La pertinence apparente du transdiagnostic de l’augmentation de l’inflammation dans l’ensemble des troubles psychiatriques soulève la possibilité intrigante que les traitements ciblant l’inflammation et ses effets en aval sur le cerveau puissent être largement applicables. De plus, étant donné que les patients présentant une inflammation accrue peuvent être facilement identifiés par des biomarqueurs inflammatoires, y compris la CRP, nous sommes particulièrement bien placés pour cibler les groupes de symptômes liés à l’inflammation, notamment l’anhédonie et éventuellement l’anxiété, dans les troubles psychiatriques. De telles stratégies représentent une étape importante vers la médecine de précision en psychiatrie.
Néanmoins, il y a des limites. Si l’on s’attend à traiter les troubles tels qu’ils sont définis par la nomenclature actuelle, les thérapies ciblant l’inflammation et ses effets sur le cerveau peuvent échouer. Par exemple, une étude récente a révélé qu’un traitement anti‐cytokine pour bloquer l’inflammation améliorait les symptômes de l’anhédonie, mais ne se séparait pas du placebo sur les scores de dépression globales9. Ces résultats suggèrent que, afin de tirer pleinement parti des connaissances actuelles, les essais cliniques et la pratique clinique devraient prendre en compte à la fois le niveau d’inflammation et les profils de symptômes pertinents, en traitant les conséquences comportementales de l’inflammation et non le trouble; qu’il s’agisse d’anhédonie dans le SSPT, de symptômes d’amotivation dans la schizophrénie ou d’anxiété dans la dépression.

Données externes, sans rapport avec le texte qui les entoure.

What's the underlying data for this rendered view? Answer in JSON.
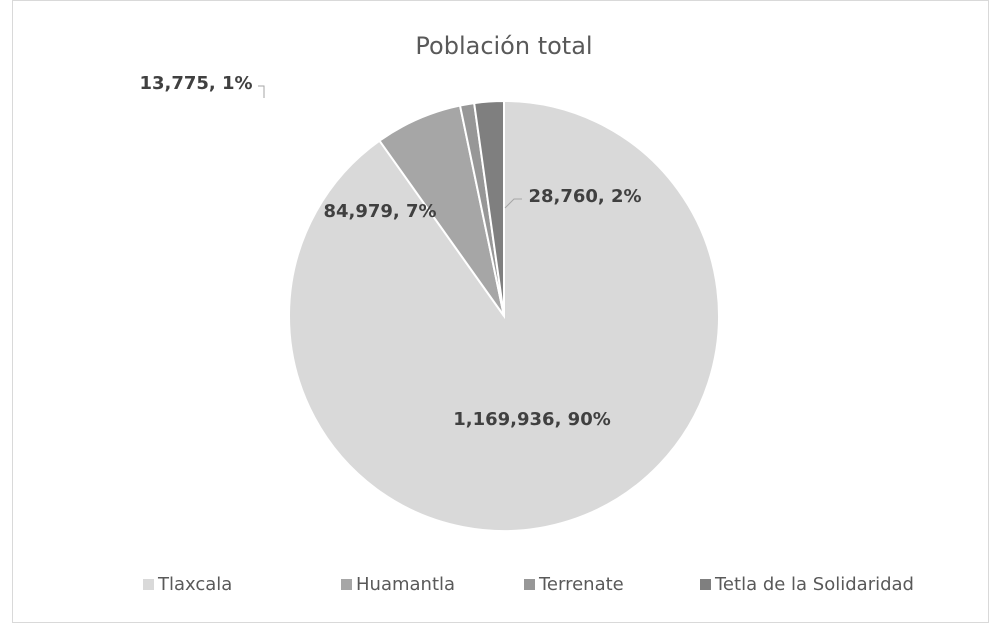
{
  "chart_data": {
    "type": "pie",
    "title": "Población total",
    "categories": [
      "Tlaxcala",
      "Huamantla",
      "Terrenate",
      "Tetla de la Solidaridad"
    ],
    "values": [
      1169936,
      84979,
      13775,
      28760
    ],
    "value_labels": [
      "1,169,936, 90%",
      "84,979, 7%",
      "13,775, 1%",
      "28,760, 2%"
    ],
    "colors": [
      "#d9d9d9",
      "#a6a6a6",
      "#979797",
      "#7f7f7f"
    ],
    "legend": "bottom"
  }
}
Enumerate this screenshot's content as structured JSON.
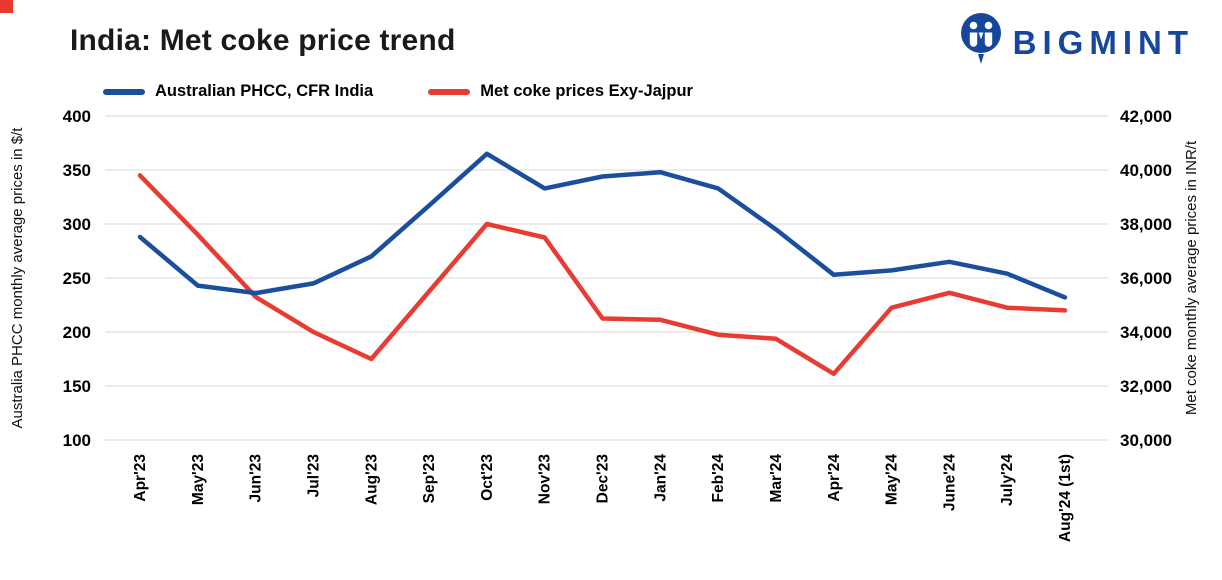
{
  "page": {
    "corner_accent_color": "#e8392f"
  },
  "header": {
    "title": "India: Met coke price trend",
    "brand": "BIGMINT",
    "brand_color": "#16479d"
  },
  "legend": {
    "items": [
      {
        "label": "Australian PHCC, CFR India",
        "color": "#1b4f9e"
      },
      {
        "label": "Met coke prices Exy-Jajpur",
        "color": "#e73c33"
      }
    ]
  },
  "chart_data": {
    "type": "line",
    "title": "India: Met coke price trend",
    "grid": true,
    "legend_position": "top",
    "categories": [
      "Apr'23",
      "May'23",
      "Jun'23",
      "Jul'23",
      "Aug'23",
      "Sep'23",
      "Oct'23",
      "Nov'23",
      "Dec'23",
      "Jan'24",
      "Feb'24",
      "Mar'24",
      "Apr'24",
      "May'24",
      "June'24",
      "July'24",
      "Aug'24 (1st)"
    ],
    "series": [
      {
        "id": "australian-phcc",
        "name": "Australian PHCC, CFR India",
        "axis": "left",
        "color": "#1b4f9e",
        "values": [
          288,
          243,
          236,
          245,
          270,
          317,
          365,
          333,
          344,
          348,
          333,
          295,
          253,
          257,
          265,
          254,
          232
        ]
      },
      {
        "id": "met-coke-jajpur",
        "name": "Met coke prices Exy-Jajpur",
        "axis": "right",
        "color": "#e73c33",
        "values": [
          39800,
          37600,
          35300,
          34000,
          33000,
          35500,
          38000,
          37500,
          34500,
          34450,
          33900,
          33750,
          32450,
          34900,
          35450,
          34900,
          34800
        ]
      }
    ],
    "left_axis": {
      "label": "Australia PHCC monthly average prices in $/t",
      "min": 100,
      "max": 400,
      "ticks": [
        "400",
        "350",
        "300",
        "250",
        "200",
        "150",
        "100"
      ]
    },
    "right_axis": {
      "label": "Met coke monthly average prices in INR/t",
      "min": 30000,
      "max": 42000,
      "ticks": [
        "42,000",
        "40,000",
        "38,000",
        "36,000",
        "34,000",
        "32,000",
        "30,000"
      ]
    }
  }
}
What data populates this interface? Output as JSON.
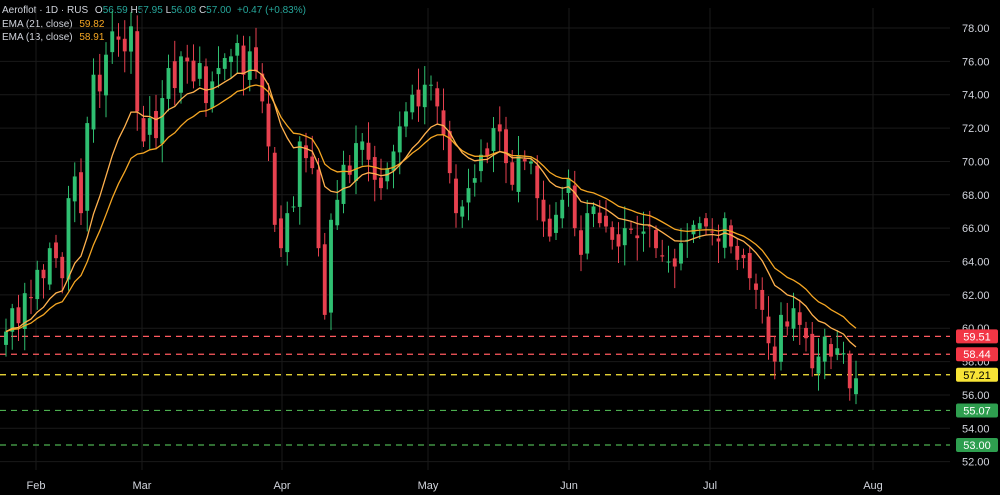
{
  "header": {
    "symbol": "Aeroflot · 1D · RUS",
    "o_label": "O",
    "o_val": "56.59",
    "h_label": "H",
    "h_val": "57.95",
    "l_label": "L",
    "l_val": "56.08",
    "c_label": "C",
    "c_val": "57.00",
    "change": "+0.47 (+0.83%)",
    "ema21_label": "EMA (21, close)",
    "ema21_val": "59.82",
    "ema13_label": "EMA (13, close)",
    "ema13_val": "58.91"
  },
  "colors": {
    "background": "#000000",
    "up": "#2fbf71",
    "down": "#e6414f",
    "ema21": "#f5a623",
    "ema13": "#ffb14e",
    "red_line": "#ff5a5f",
    "yellow_line": "#ffeb3b",
    "green_line": "#4caf50"
  },
  "chart_data": {
    "type": "candlestick",
    "ylim": [
      51.5,
      79.2
    ],
    "y_ticks": [
      "52.00",
      "54.00",
      "56.00",
      "58.00",
      "60.00",
      "62.00",
      "64.00",
      "66.00",
      "68.00",
      "70.00",
      "72.00",
      "74.00",
      "76.00",
      "78.00"
    ],
    "x_months": [
      "Feb",
      "Mar",
      "Apr",
      "May",
      "Jun",
      "Jul",
      "Aug"
    ],
    "levels": [
      {
        "value": 59.51,
        "label": "59.51",
        "kind": "red"
      },
      {
        "value": 58.44,
        "label": "58.44",
        "kind": "red"
      },
      {
        "value": 57.21,
        "label": "57.21",
        "kind": "yellow"
      },
      {
        "value": 55.07,
        "label": "55.07",
        "kind": "green"
      },
      {
        "value": 53.0,
        "label": "53.00",
        "kind": "green"
      }
    ],
    "closes": [
      59.8,
      61.2,
      60.3,
      62.1,
      61.8,
      63.5,
      63.0,
      64.8,
      64.2,
      63.0,
      67.8,
      69.1,
      66.9,
      72.3,
      75.2,
      74.2,
      76.4,
      77.8,
      77.3,
      76.6,
      78.1,
      73.0,
      71.2,
      72.6,
      71.4,
      73.8,
      75.6,
      74.4,
      76.3,
      76.0,
      74.8,
      75.9,
      73.5,
      74.8,
      75.6,
      76.2,
      76.3,
      77.1,
      75.2,
      76.6,
      75.4,
      73.6,
      70.9,
      66.2,
      64.8,
      66.9,
      67.3,
      71.2,
      70.2,
      69.6,
      64.8,
      60.8,
      66.5,
      67.7,
      69.8,
      69.2,
      71.1,
      71.2,
      70.1,
      68.9,
      68.4,
      69.6,
      70.6,
      72.1,
      73.0,
      74.0,
      73.3,
      74.6,
      74.6,
      73.3,
      71.6,
      69.3,
      66.9,
      67.3,
      68.4,
      69.0,
      70.4,
      70.3,
      72.0,
      71.8,
      69.9,
      68.6,
      70.3,
      70.0,
      70.0,
      67.8,
      66.4,
      65.5,
      66.8,
      67.7,
      69.0,
      66.0,
      64.4,
      66.9,
      67.3,
      66.3,
      66.1,
      65.3,
      64.9,
      66.0,
      65.9,
      65.4,
      65.8,
      66.1,
      64.8,
      64.3,
      64.0,
      63.7,
      65.1,
      65.3,
      66.2,
      66.3,
      66.1,
      65.8,
      65.2,
      66.6,
      64.9,
      64.1,
      64.2,
      63.0,
      62.3,
      61.1,
      59.1,
      58.0,
      60.8,
      60.1,
      61.2,
      60.2,
      59.4,
      57.6,
      58.3,
      59.5,
      58.3,
      58.8,
      58.5,
      56.4,
      57.0
    ]
  }
}
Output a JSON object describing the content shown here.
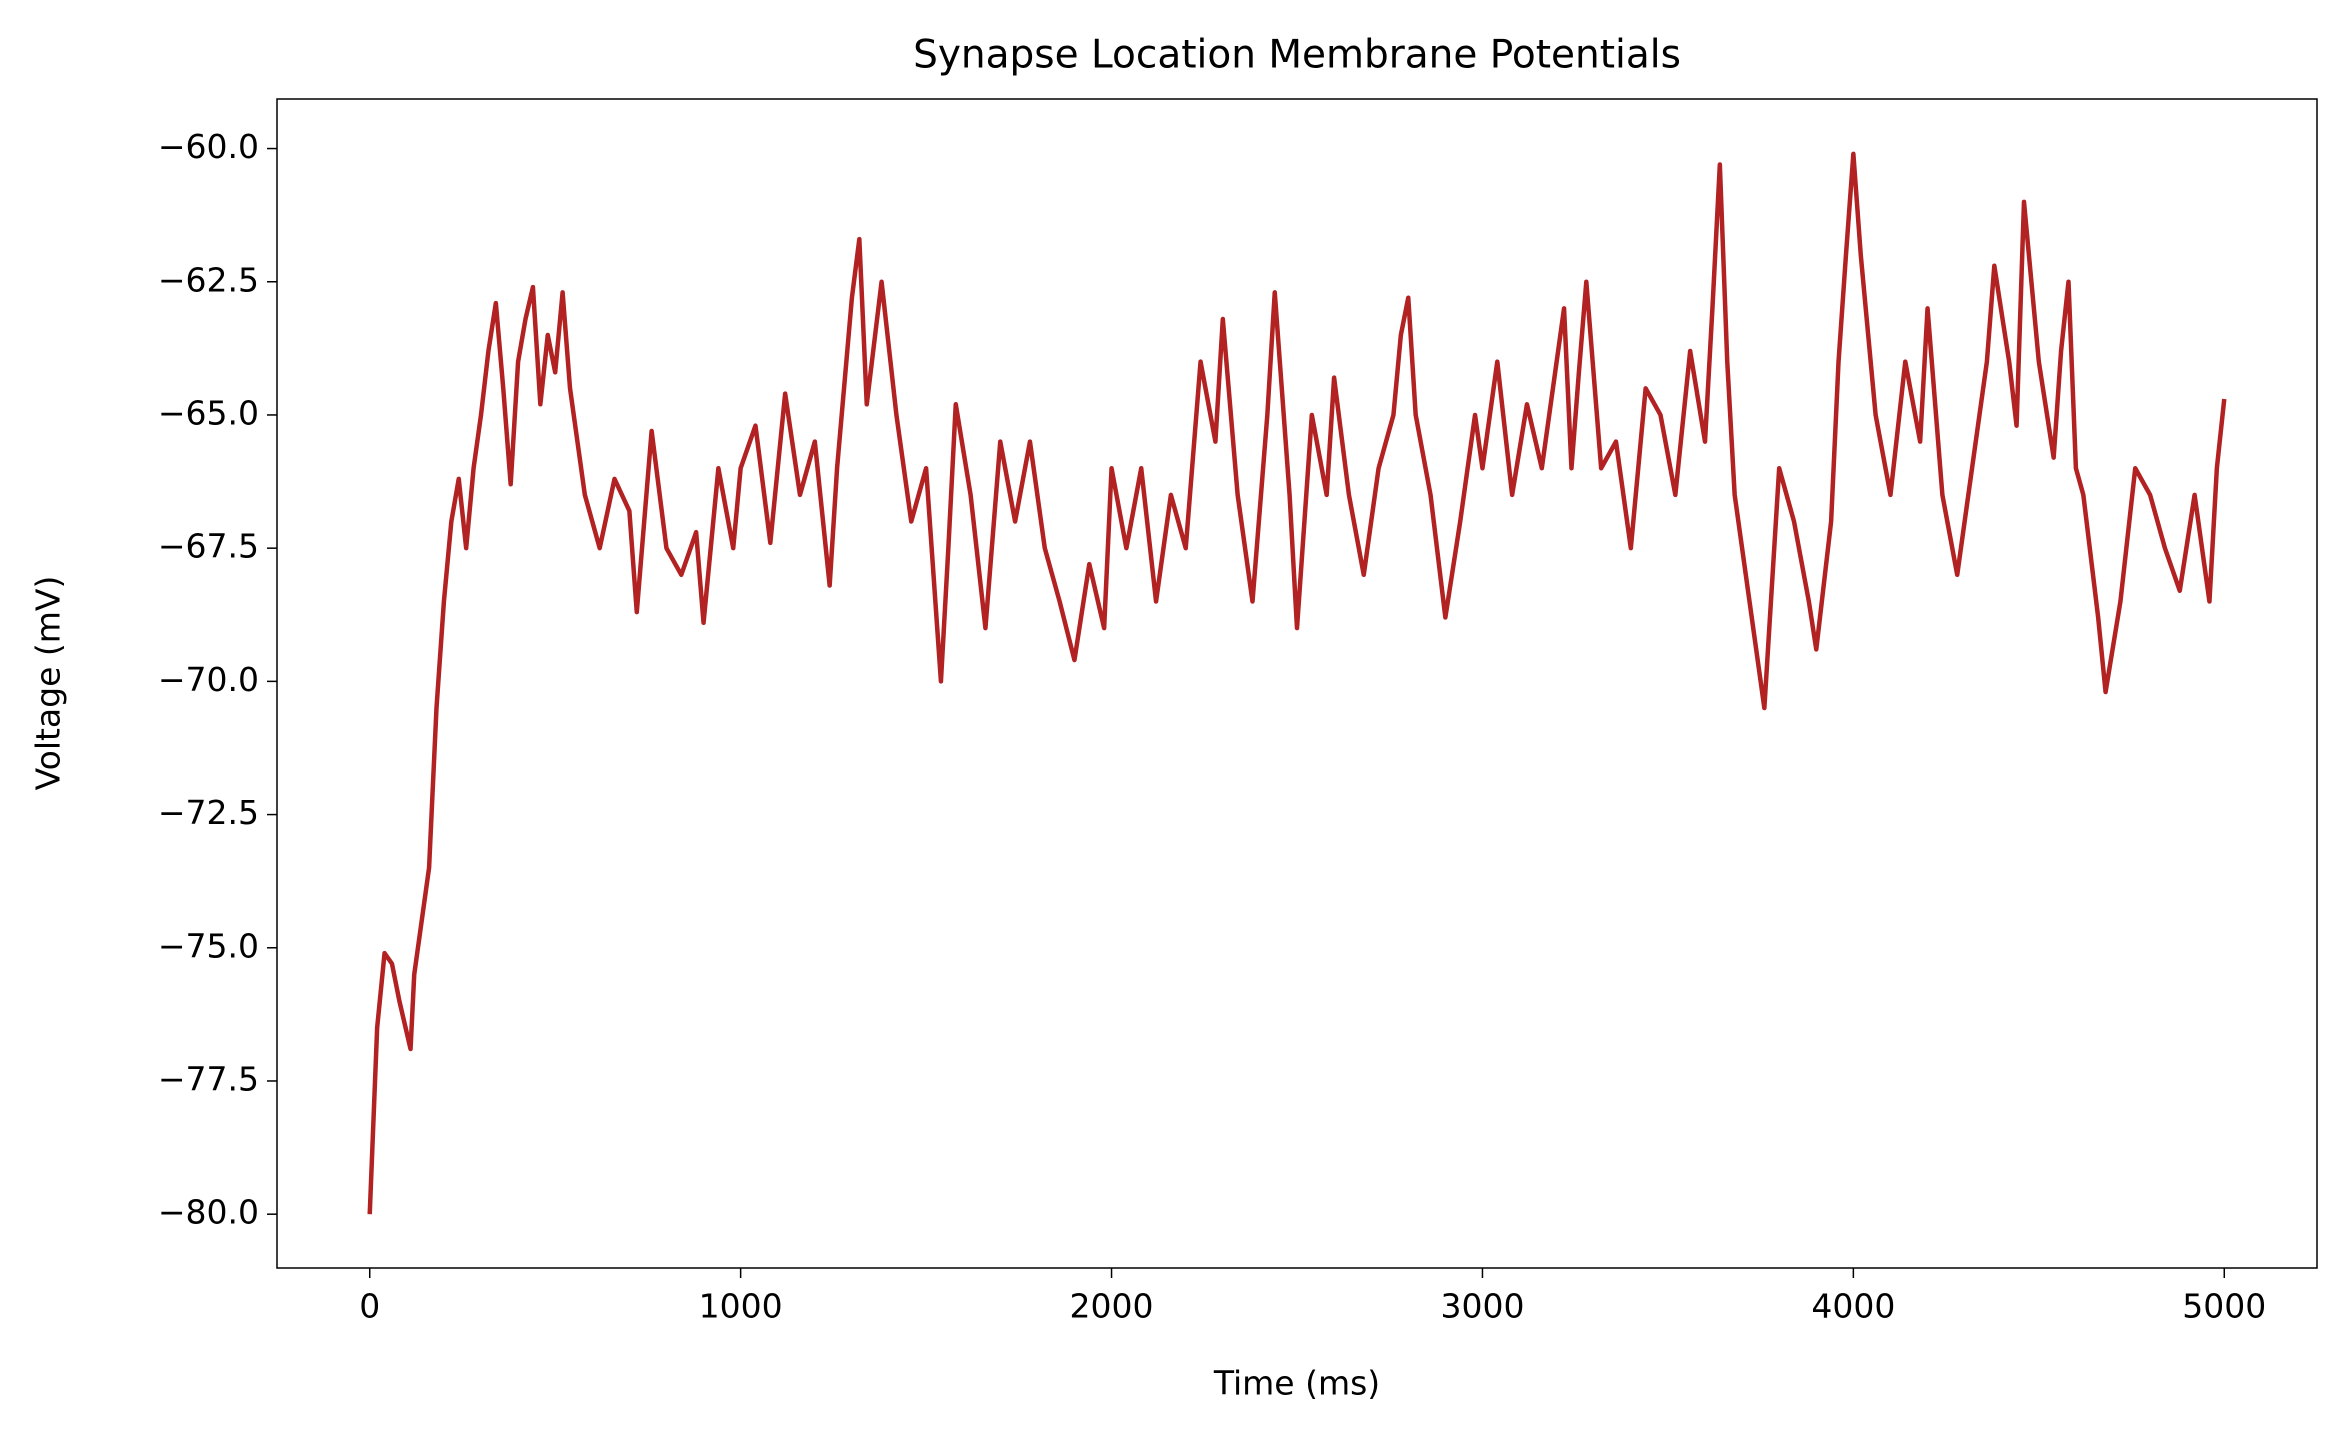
{
  "chart_data": {
    "type": "line",
    "title": "Synapse Location Membrane Potentials",
    "xlabel": "Time (ms)",
    "ylabel": "Voltage (mV)",
    "xlim": [
      -250,
      5250
    ],
    "ylim": [
      -81.01,
      -59.07
    ],
    "xticks": [
      0,
      1000,
      2000,
      3000,
      4000,
      5000
    ],
    "yticks": [
      {
        "value": -80,
        "label": "−80.0"
      },
      {
        "value": -77.5,
        "label": "−77.5"
      },
      {
        "value": -75,
        "label": "−75.0"
      },
      {
        "value": -72.5,
        "label": "−72.5"
      },
      {
        "value": -70,
        "label": "−70.0"
      },
      {
        "value": -67.5,
        "label": "−67.5"
      },
      {
        "value": -65,
        "label": "−65.0"
      },
      {
        "value": -62.5,
        "label": "−62.5"
      },
      {
        "value": -60,
        "label": "−60.0"
      }
    ],
    "grid": false,
    "x": [
      0,
      20,
      40,
      60,
      80,
      110,
      120,
      140,
      160,
      180,
      200,
      220,
      240,
      260,
      280,
      300,
      320,
      340,
      360,
      380,
      400,
      420,
      440,
      460,
      480,
      500,
      520,
      540,
      580,
      620,
      660,
      700,
      720,
      760,
      800,
      840,
      880,
      900,
      940,
      980,
      1000,
      1040,
      1080,
      1120,
      1160,
      1200,
      1240,
      1260,
      1300,
      1320,
      1340,
      1380,
      1420,
      1460,
      1500,
      1540,
      1560,
      1580,
      1620,
      1660,
      1700,
      1740,
      1780,
      1820,
      1860,
      1900,
      1940,
      1980,
      2000,
      2040,
      2080,
      2120,
      2160,
      2200,
      2240,
      2280,
      2300,
      2340,
      2380,
      2420,
      2440,
      2480,
      2500,
      2540,
      2580,
      2600,
      2640,
      2680,
      2720,
      2760,
      2780,
      2800,
      2820,
      2860,
      2900,
      2940,
      2980,
      3000,
      3040,
      3080,
      3120,
      3160,
      3200,
      3220,
      3240,
      3260,
      3280,
      3320,
      3360,
      3400,
      3440,
      3480,
      3520,
      3560,
      3600,
      3620,
      3640,
      3660,
      3680,
      3720,
      3760,
      3800,
      3840,
      3880,
      3900,
      3940,
      3960,
      3980,
      4000,
      4020,
      4060,
      4100,
      4140,
      4180,
      4200,
      4240,
      4280,
      4320,
      4360,
      4380,
      4420,
      4440,
      4460,
      4500,
      4540,
      4560,
      4580,
      4600,
      4620,
      4660,
      4680,
      4720,
      4760,
      4800,
      4840,
      4880,
      4920,
      4960,
      4980,
      5000
    ],
    "series": [
      {
        "color": "#b22222",
        "values": [
          -80,
          -76.5,
          -75.1,
          -75.3,
          -76,
          -76.9,
          -75.5,
          -74.5,
          -73.5,
          -70.5,
          -68.5,
          -67,
          -66.2,
          -67.5,
          -66,
          -65,
          -63.8,
          -62.9,
          -64.5,
          -66.3,
          -64,
          -63.2,
          -62.6,
          -64.8,
          -63.5,
          -64.2,
          -62.7,
          -64.5,
          -66.5,
          -67.5,
          -66.2,
          -66.8,
          -68.7,
          -65.3,
          -67.5,
          -68,
          -67.2,
          -68.9,
          -66,
          -67.5,
          -66,
          -65.2,
          -67.4,
          -64.6,
          -66.5,
          -65.5,
          -68.2,
          -66,
          -62.8,
          -61.7,
          -64.8,
          -62.5,
          -65,
          -67,
          -66,
          -70,
          -67.5,
          -64.8,
          -66.5,
          -69,
          -65.5,
          -67,
          -65.5,
          -67.5,
          -68.5,
          -69.6,
          -67.8,
          -69,
          -66,
          -67.5,
          -66,
          -68.5,
          -66.5,
          -67.5,
          -64,
          -65.5,
          -63.2,
          -66.5,
          -68.5,
          -65,
          -62.7,
          -66.5,
          -69,
          -65,
          -66.5,
          -64.3,
          -66.5,
          -68,
          -66,
          -65,
          -63.5,
          -62.8,
          -65,
          -66.5,
          -68.8,
          -67,
          -65,
          -66,
          -64,
          -66.5,
          -64.8,
          -66,
          -64,
          -63,
          -66,
          -64.2,
          -62.5,
          -66,
          -65.5,
          -67.5,
          -64.5,
          -65,
          -66.5,
          -63.8,
          -65.5,
          -63,
          -60.3,
          -64,
          -66.5,
          -68.5,
          -70.5,
          -66,
          -67,
          -68.5,
          -69.4,
          -67,
          -64,
          -62,
          -60.1,
          -62,
          -65,
          -66.5,
          -64,
          -65.5,
          -63,
          -66.5,
          -68,
          -66,
          -64,
          -62.2,
          -64,
          -65.2,
          -61,
          -64,
          -65.8,
          -63.8,
          -62.5,
          -66,
          -66.5,
          -68.8,
          -70.2,
          -68.5,
          -66,
          -66.5,
          -67.5,
          -68.3,
          -66.5,
          -68.5,
          -66,
          -64.7
        ]
      }
    ]
  }
}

Bien qu’à première vue, cette approche puisse aller à l’encontre de la pratique clinique actuelle qui se concentre sur les entités diagnostiques, la reconnaissance du fait que différents profils de symptômes au sein des diagnostics peuvent être motivés par des processus physiopathologiques distincts tels que l’inflammation peut être libératrice. De plus, cela peut encourager le domaine à s’éloigner de la notion de taille unique pour tous, vers une approche multimodale qui aborde les nombreux facteurs contributifs qui animent les troubles que nous traitons.